(-)-
Isoprenaline enhances cardiac contractility through beta-
adrenoceptors. However, in cardiac tissue from transgenic mice with a 200-400-fold cardiac overexpression of the human beta(2)-adrenoceptor (TG4) we observed a pronounced cardiodepression at high (-)-
isoprenaline concentrations. Here, we investigated the functional role of the coexisting beta(1)-, beta(2)-, and beta(3)-adrenoceptor subtypes in several regions of the TG4 heart, and in particular their contribution to the negative inotropic effect. In paced TG4 left atria, (-)-
isoprenaline produced bell-shaped concentration-effect curves increasing (-logEC(50)M=9.0) and decreasing (-logIC(50)M=6.4) contractile force. These effects were unaffected by the beta(1)-selective
CGP 20712A (300 nM). The beta(2)-selective inverse agonist
ICI 118,551 (30-1,000 nM) antagonised in surmountable manner both the positive and negative inotropic effects of (-)-
isoprenaline with similar concentration-dependence, consistent with an exclusive mediation through beta(2)-adrenoceptors. The beta(3)-adrenoceptor-selective agonist BRL37344 (1 nM-10 microM) failed to produce significant inotropic effects in TG4 left atria. Subsequently, we measured left atrial action potentials accompanying the inotropic changes induced by (-)-
isoprenaline. Action potentials tended to have shorter duration in left atria from TG4 mice than from non-transgenic littermate mice. However, (-)-
isoprenaline prolonged the duration of 30% repolarisation in atria from non-transgenic littermate but not from TG4 mice, while 90% repolarisation was abbreviated in both groups of atria. Negative inotropic effects of (-)-
isoprenaline were also observed in right ventricular preparations.
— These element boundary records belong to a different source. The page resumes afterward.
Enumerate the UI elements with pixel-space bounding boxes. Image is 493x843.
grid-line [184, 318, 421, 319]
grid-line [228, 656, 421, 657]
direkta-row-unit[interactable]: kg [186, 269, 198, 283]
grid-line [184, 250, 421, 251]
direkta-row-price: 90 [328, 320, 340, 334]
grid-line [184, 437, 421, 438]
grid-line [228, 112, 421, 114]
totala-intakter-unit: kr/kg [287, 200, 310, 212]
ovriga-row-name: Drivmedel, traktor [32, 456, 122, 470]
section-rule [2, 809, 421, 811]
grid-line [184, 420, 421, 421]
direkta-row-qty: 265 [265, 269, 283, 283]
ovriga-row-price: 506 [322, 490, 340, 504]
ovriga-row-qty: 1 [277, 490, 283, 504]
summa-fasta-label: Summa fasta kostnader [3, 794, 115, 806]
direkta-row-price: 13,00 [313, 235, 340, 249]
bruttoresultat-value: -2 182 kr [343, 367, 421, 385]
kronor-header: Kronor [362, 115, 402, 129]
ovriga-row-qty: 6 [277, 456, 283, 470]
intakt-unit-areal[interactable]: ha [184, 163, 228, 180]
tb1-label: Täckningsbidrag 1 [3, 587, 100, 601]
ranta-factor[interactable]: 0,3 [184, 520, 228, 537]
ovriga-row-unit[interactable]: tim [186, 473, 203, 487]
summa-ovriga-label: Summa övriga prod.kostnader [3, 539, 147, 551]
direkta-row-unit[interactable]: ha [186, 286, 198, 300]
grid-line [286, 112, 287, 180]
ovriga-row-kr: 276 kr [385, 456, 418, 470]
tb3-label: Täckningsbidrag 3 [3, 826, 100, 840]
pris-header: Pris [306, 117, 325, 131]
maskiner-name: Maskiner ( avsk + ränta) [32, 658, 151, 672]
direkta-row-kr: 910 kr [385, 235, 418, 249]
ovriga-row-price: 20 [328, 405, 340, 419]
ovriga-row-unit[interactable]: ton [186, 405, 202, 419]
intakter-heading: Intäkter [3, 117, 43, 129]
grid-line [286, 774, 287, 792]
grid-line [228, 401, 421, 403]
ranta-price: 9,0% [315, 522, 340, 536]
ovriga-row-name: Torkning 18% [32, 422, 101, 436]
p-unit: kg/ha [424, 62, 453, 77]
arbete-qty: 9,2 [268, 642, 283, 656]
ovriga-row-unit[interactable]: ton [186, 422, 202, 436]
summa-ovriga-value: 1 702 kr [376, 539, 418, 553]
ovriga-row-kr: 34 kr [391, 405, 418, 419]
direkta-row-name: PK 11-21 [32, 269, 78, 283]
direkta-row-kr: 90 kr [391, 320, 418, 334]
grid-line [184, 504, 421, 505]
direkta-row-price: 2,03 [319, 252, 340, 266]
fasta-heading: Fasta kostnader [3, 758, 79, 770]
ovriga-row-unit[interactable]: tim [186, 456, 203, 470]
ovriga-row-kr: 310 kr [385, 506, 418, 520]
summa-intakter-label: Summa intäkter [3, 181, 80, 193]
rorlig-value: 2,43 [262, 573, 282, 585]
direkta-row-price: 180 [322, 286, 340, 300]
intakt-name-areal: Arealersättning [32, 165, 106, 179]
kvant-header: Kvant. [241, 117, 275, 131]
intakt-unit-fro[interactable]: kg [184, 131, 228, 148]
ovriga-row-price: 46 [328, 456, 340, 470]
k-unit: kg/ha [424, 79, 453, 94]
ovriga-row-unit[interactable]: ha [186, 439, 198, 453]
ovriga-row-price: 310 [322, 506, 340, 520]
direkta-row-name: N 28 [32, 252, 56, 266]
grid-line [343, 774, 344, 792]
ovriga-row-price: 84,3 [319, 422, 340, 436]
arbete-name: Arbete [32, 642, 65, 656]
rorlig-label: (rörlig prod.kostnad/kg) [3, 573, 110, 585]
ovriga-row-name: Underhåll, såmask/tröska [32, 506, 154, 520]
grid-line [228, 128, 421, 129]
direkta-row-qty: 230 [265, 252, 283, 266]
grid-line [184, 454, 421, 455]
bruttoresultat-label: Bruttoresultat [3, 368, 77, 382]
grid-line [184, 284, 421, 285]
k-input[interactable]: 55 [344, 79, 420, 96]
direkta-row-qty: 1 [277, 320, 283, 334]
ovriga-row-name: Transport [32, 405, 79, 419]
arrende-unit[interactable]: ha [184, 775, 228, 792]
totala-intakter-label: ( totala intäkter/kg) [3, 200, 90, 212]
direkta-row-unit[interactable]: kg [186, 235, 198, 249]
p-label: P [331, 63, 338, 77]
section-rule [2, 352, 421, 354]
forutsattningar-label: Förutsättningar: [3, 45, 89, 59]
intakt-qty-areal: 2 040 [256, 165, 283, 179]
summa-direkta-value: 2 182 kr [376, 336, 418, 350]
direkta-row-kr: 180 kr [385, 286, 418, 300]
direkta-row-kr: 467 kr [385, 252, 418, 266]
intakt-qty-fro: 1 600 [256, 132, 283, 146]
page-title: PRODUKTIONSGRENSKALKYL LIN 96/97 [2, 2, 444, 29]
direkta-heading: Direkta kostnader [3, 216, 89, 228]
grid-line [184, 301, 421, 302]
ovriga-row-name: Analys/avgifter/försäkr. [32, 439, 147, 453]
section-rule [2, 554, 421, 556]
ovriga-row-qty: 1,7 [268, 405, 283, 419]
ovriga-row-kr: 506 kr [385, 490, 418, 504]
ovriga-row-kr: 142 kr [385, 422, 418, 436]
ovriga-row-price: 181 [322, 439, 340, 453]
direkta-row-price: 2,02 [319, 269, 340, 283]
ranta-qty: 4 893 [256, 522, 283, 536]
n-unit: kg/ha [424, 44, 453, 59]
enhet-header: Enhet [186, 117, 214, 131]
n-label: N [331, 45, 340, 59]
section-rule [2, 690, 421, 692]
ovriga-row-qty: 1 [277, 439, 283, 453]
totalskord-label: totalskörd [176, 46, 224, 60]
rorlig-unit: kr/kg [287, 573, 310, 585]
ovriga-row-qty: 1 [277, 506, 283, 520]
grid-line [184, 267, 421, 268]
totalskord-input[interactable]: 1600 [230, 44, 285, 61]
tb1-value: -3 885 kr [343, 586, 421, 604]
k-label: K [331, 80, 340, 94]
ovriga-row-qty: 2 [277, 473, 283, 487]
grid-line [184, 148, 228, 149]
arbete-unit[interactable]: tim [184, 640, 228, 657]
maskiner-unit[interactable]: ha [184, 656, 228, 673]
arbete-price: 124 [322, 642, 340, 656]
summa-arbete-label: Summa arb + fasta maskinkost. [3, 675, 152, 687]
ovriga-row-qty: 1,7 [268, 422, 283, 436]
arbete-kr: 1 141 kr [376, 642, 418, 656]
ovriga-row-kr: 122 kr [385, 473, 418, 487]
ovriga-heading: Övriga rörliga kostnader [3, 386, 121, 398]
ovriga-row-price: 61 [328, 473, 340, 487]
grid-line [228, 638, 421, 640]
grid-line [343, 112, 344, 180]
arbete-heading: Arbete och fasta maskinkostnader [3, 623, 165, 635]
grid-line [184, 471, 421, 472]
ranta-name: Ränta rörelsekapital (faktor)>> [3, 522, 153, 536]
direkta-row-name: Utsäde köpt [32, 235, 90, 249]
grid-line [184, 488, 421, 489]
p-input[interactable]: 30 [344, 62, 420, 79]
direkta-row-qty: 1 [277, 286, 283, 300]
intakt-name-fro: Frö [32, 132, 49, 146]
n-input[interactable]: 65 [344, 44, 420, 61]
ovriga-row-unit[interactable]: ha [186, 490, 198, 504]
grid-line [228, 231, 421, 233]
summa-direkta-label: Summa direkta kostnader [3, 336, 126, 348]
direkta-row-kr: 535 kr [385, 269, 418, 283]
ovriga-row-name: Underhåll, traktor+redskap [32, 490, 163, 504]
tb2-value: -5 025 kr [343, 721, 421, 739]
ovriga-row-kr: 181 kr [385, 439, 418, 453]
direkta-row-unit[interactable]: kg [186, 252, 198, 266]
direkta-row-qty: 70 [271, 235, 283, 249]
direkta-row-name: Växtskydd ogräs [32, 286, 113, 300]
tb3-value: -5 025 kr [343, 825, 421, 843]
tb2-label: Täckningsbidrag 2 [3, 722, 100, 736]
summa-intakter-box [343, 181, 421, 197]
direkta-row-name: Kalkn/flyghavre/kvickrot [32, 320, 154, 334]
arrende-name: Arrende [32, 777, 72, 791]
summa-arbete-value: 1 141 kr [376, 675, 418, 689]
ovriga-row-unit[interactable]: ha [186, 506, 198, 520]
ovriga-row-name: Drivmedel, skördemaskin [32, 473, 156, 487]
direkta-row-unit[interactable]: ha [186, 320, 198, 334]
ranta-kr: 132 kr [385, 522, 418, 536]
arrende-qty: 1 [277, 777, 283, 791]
Pertussis toxin-treatment of the mice abolished the negative inotropic effects in left atria and reduced cardiodepression in right ventricle, indicating an involvement of beta(2)-adrenoceptor coupling to PTX-sensitive
G-proteins. In additional experiments, designed to study the native murine beta(1)-adrenoceptor function, we used the physiological beta(1)-adrenoceptor agonist (-)-
noradrenaline. In the presence of 600 nM
ICI 118,551 we failed to find a functional role of the beta(1)-adrenoceptors in left atria, and detected only a marginal contribution to the positive chronotropic effect in right atria. We also investigated the effects of the non-conventional partial agonist (-)-
CGP 12177 (0.2 nM-6 microM), which in wild-type mice causes
tachycardia through beta(1)-adrenoceptors. In TG4 right atria, however, (-)-CGP 12177-evoked
tachycardia was resistant to blockade by
CGP 20712A but antagonised by
ICI 118,551, consistent with mediation through human beta(2)-adrenoceptors. The results from TG4 mice suggest that the positive and negative inotropic effects of (-)-
isoprenaline are mediated through human overexpressed beta(2)-adrenoceptors coupled to G(s)
protein and G(i)
protein, respectively. The (-)-
isoprenaline-evoked shortening of the atrial action potential combined with reduced responses of L-type Ca(2+) current may contribute to the negative inotropic effects. The function of murine cardiac beta(1)-adrenoceptors is suppressed by overexpressed human beta(2)-adrenoceptors.